The next nasty surprise: my own doctor wasn’t in that day, but a doctor I don’t like was. Three years ago, he advised me to get a PEG. No complaints there. But against everything I value, he went over my head and made an appointment at the AMC. It was a matter of urgency, he claimed. Despite that, I had to wait 8 months. I don’t like controlling doctors. Ever since, I’ve tried avoiding him. Oh well, what could I do?

He was visibly disappointed that I hadn’t done any lung capacity tests and he asked me about my cough. I told him I was fine, while he was busy unwrapping something. It turned out to be a device that measures coughing force. It also had a very obtuse mouthpiece. Courteously, he asked if he could measure my coughing. Hein gave a resounding “no”. Following that, he read out a whole list of medical conditions related to hypoxia. By now, they’re etched into my mind. Nighttime transpiration? Nightmares? Nocturnal drooling? Morning headaches? I put my head in “shaking no-mode”. Shakiness? Pooping? Unintentionally falling asleep? Dullness? That wasn’t even the end of it. My blood pressure, heartbeat and breathing per minute were measured. He also used a stethoscope to listen to my lungs. Do you know the expression “ignorance is bliss”? It proved to be true once again. My blood pressure is very high, 25 points above average. It only made me more fearful. Because despite my talk, I’m actually terribly afraid of this doctor. I had better avoid him next time.

Children

Young kids have a certain way of reacting to my disease, or rather, my wheelchair, my drinking with a straw and my idiotic way of speaking. When my new neighbours’ kids first saw me, they said, with all earnesty, “aw, that’s so sad”. I’m often stared at at the tea parlour. Kids don’t know embarrassment. Parents do. And some parent-child interactions are hilarious. The other day, a child in the park told us: “that lady has been naughty”. I don’t know why, maybe only naughty people end up in wheelchairs? Immediately, bother parents, obviously embarrassed, said in unison: “that lady hasn’t been naughty!” Or I’d pass a child talking with their parents about me. Or parents trying to keep their child from staring at me. I used to make me uncomfortable. By now, I just smile. People can get used to anything.

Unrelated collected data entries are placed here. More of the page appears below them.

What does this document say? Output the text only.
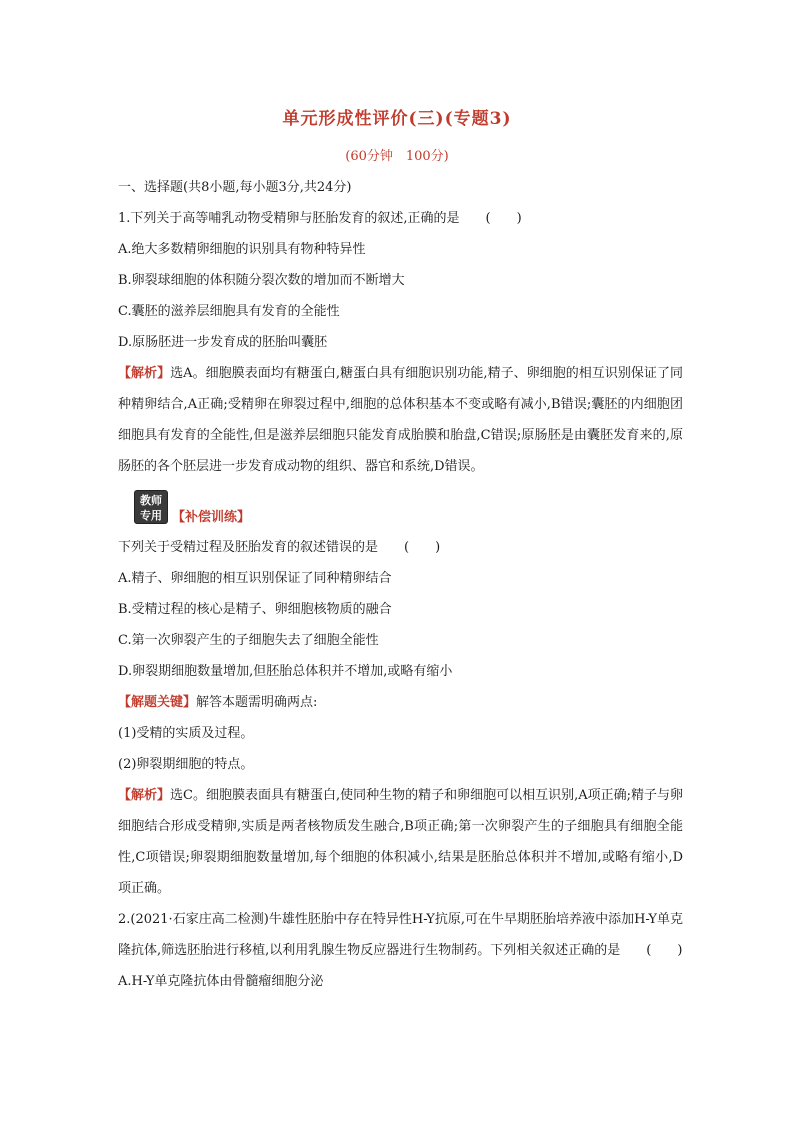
单元形成性评价(三)(专题3)
(60分钟　100分)
一、选择题(共8小题,每小题3分,共24分)
1.下列关于高等哺乳动物受精卵与胚胎发育的叙述,正确的是　　(　　)
A.绝大多数精卵细胞的识别具有物种特异性
B.卵裂球细胞的体积随分裂次数的增加而不断增大
C.囊胚的滋养层细胞具有发育的全能性
D.原肠胚进一步发育成的胚胎叫囊胚
【解析】选A。细胞膜表面均有糖蛋白,糖蛋白具有细胞识别功能,精子、卵细胞的相互识别保证了同种精卵结合,A正确;受精卵在卵裂过程中,细胞的总体积基本不变或略有减小,B错误;囊胚的内细胞团细胞具有发育的全能性,但是滋养层细胞只能发育成胎膜和胎盘,C错误;原肠胚是由囊胚发育来的,原肠胚的各个胚层进一步发育成动物的组织、器官和系统,D错误。
教师
专用 【补偿训练】
下列关于受精过程及胚胎发育的叙述错误的是　　(　　)
A.精子、卵细胞的相互识别保证了同种精卵结合
B.受精过程的核心是精子、卵细胞核物质的融合
C.第一次卵裂产生的子细胞失去了细胞全能性
D.卵裂期细胞数量增加,但胚胎总体积并不增加,或略有缩小
【解题关键】解答本题需明确两点:
(1)受精的实质及过程。
(2)卵裂期细胞的特点。
【解析】选C。细胞膜表面具有糖蛋白,使同种生物的精子和卵细胞可以相互识别,A项正确;精子与卵细胞结合形成受精卵,实质是两者核物质发生融合,B项正确;第一次卵裂产生的子细胞具有细胞全能性,C项错误;卵裂期细胞数量增加,每个细胞的体积减小,结果是胚胎总体积并不增加,或略有缩小,D项正确。
2.(2021·石家庄高二检测)牛雄性胚胎中存在特异性H-Y抗原,可在牛早期胚胎培养液中添加H-Y单克隆抗体,筛选胚胎进行移植,以利用乳腺生物反应器进行生物制药。下列相关叙述正确的是　　(　　)
A.H-Y单克隆抗体由骨髓瘤细胞分泌
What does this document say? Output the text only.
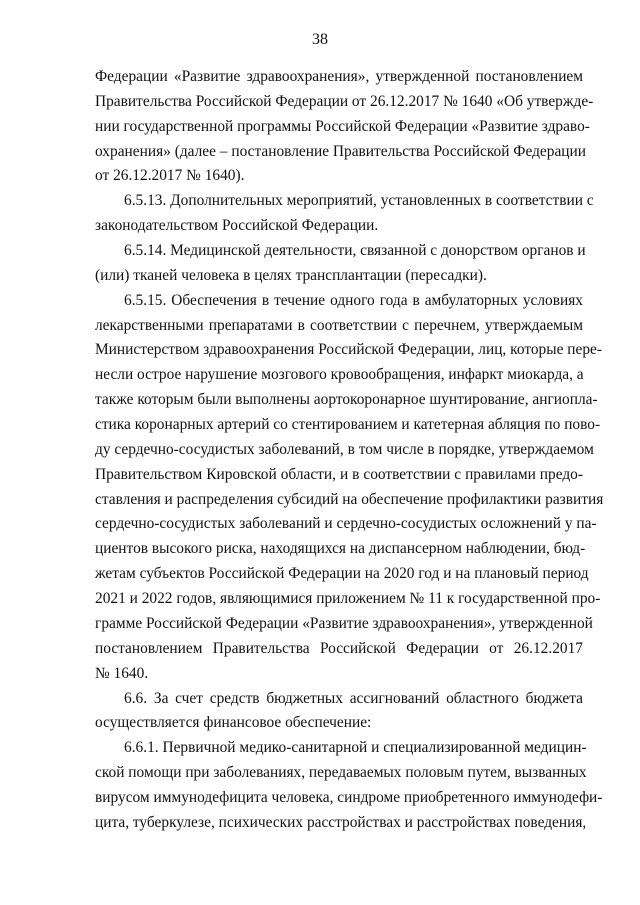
38
Федерации «Развитие здравоохранения», утвержденной постановлением
Правительства Российской Федерации от 26.12.2017 № 1640 «Об утвержде-
нии государственной программы Российской Федерации «Развитие здраво-
охранения» (далее – постановление Правительства Российской Федерации
от 26.12.2017 № 1640).
6.5.13. Дополнительных мероприятий, установленных в соответствии с
законодательством Российской Федерации.
6.5.14. Медицинской деятельности, связанной с донорством органов и
(или) тканей человека в целях трансплантации (пересадки).
6.5.15. Обеспечения в течение одного года в амбулаторных условиях
лекарственными препаратами в соответствии с перечнем, утверждаемым
Министерством здравоохранения Российской Федерации, лиц, которые пере-
несли острое нарушение мозгового кровообращения, инфаркт миокарда, а
также которым были выполнены аортокоронарное шунтирование, ангиопла-
стика коронарных артерий со стентированием и катетерная абляция по пово-
ду сердечно-сосудистых заболеваний, в том числе в порядке, утверждаемом
Правительством Кировской области, и в соответствии с правилами предо-
ставления и распределения субсидий на обеспечение профилактики развития
сердечно-сосудистых заболеваний и сердечно-сосудистых осложнений у па-
циентов высокого риска, находящихся на диспансерном наблюдении, бюд-
жетам субъектов Российской Федерации на 2020 год и на плановый период
2021 и 2022 годов, являющимися приложением № 11 к государственной про-
грамме Российской Федерации «Развитие здравоохранения», утвержденной
постановлением Правительства Российской Федерации от 26.12.2017
№ 1640.
6.6. За счет средств бюджетных ассигнований областного бюджета
осуществляется финансовое обеспечение:
6.6.1. Первичной медико-санитарной и специализированной медицин-
ской помощи при заболеваниях, передаваемых половым путем, вызванных
вирусом иммунодефицита человека, синдроме приобретенного иммунодефи-
цита, туберкулезе, психических расстройствах и расстройствах поведения,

A touristic day in Amsterdam

On Sunday we visited the Anne Frank House in Amsterdam. Floor made a report on Anne Frank’s diary and Ward has a book review coming up. The kids were happy to have seen it. Ward picked up a good few postcards to show in his review. I couldn’t go in, so I was parked in the restaurant. Afterwards we went on a boat tour and on a stroll through the Vondelpark. I think Amsterdam is an amazing city.